Q150 Craig Whittaker: A final question from me, then: should young people who leave care have the ability to come back into care if they so wish and at what age, or do we set an age limit on that?
Andrew Christie: Presumably, by that, you are meaning somebody under the age of 18 leaving care.
Q151 Craig Whittaker: Someone who is 18, perhaps, when they leave care deciding at 19, “I am sinking here. I need to go back into care.”
Andrew Christie: They should, and would, still have their full entitlement to leaving‑care services, so I would not suggest that you need to make any legislative change. But the point that should be made is that, because you have chosen to no longer accept leaving‑care services at the age of 18 and a half, if you change your mind at 19 and a half, absolutely, you should have that entitlement.
Q152 Bill Esterson: Is that happening?
Andrew Christie: It should do. I cannot tell you whether it happens in all 150 authorities regularly, all the time, but it is what the legislation would prescribe, so if it did not happen for a young person, it would be open to them, through all the means available to them, to make issue and representation to the local authority.
Chair: Sally, the ability to come back into care?
Sally Morris: I agree with Andrew; they do have that right. The local authority ought to be supporting young people who were previously care leavers if they need that support, and they have the right to ask for that support.

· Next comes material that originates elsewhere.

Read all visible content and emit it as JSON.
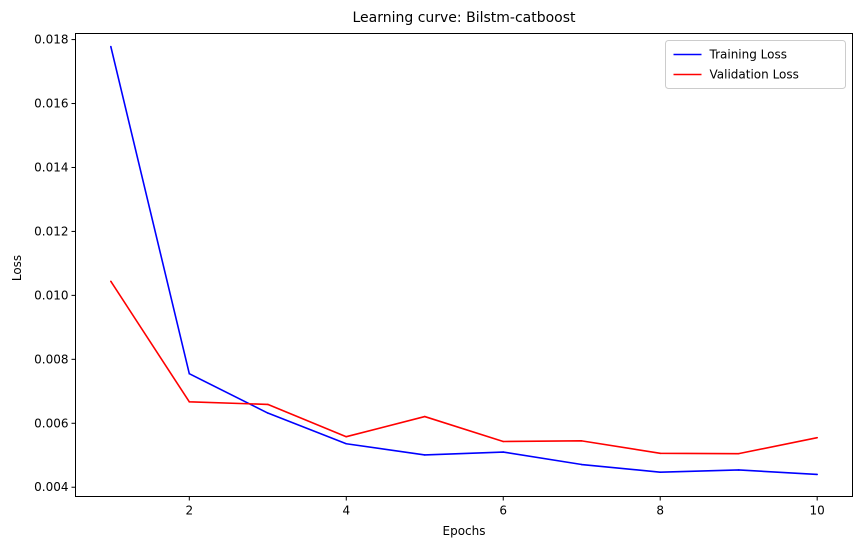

Chair: What about a step beyond that?
Sally Morris: Good local authorities are doing that. The age thing is always difficult. This is not everybody having the same thing; it needs to be responsive to need. Age is difficult, but I agree with extending it.
Q153 Chair: But under 18: there are still, as we know, so many children leaving care at 16. Do they need more than just leaving‑care supporters? Should they be able to come back into care, and should they be able to trigger it?
Andrew Christie: The legislation would say that, if that is what they require, they should do. I do not think, again, you need to change the legislation; that would be more of a challenge to practice.
Q154 Chair: Jonathan, a final word from you?
Jonathan Stanley: For me, it comes to, as Ben was saying, whether it is good enough for all of our children. One of the things parents do is provide a home for children, and they do frequently say, “Can I come home?” It would be a wonderful expression of corporate parenting if “Can I come home?” was able to be agreed to. You challenge me, because I cannot think of single time that it has occurred. That might be because I have not been looking, but it probably means that it does not happen often enough.
Chair: Good. Thank you all very much indeed. As I say, if you have any further thoughts following today’s session, particularly about recommendations, we would love to hear from you. Thank you very much indeed.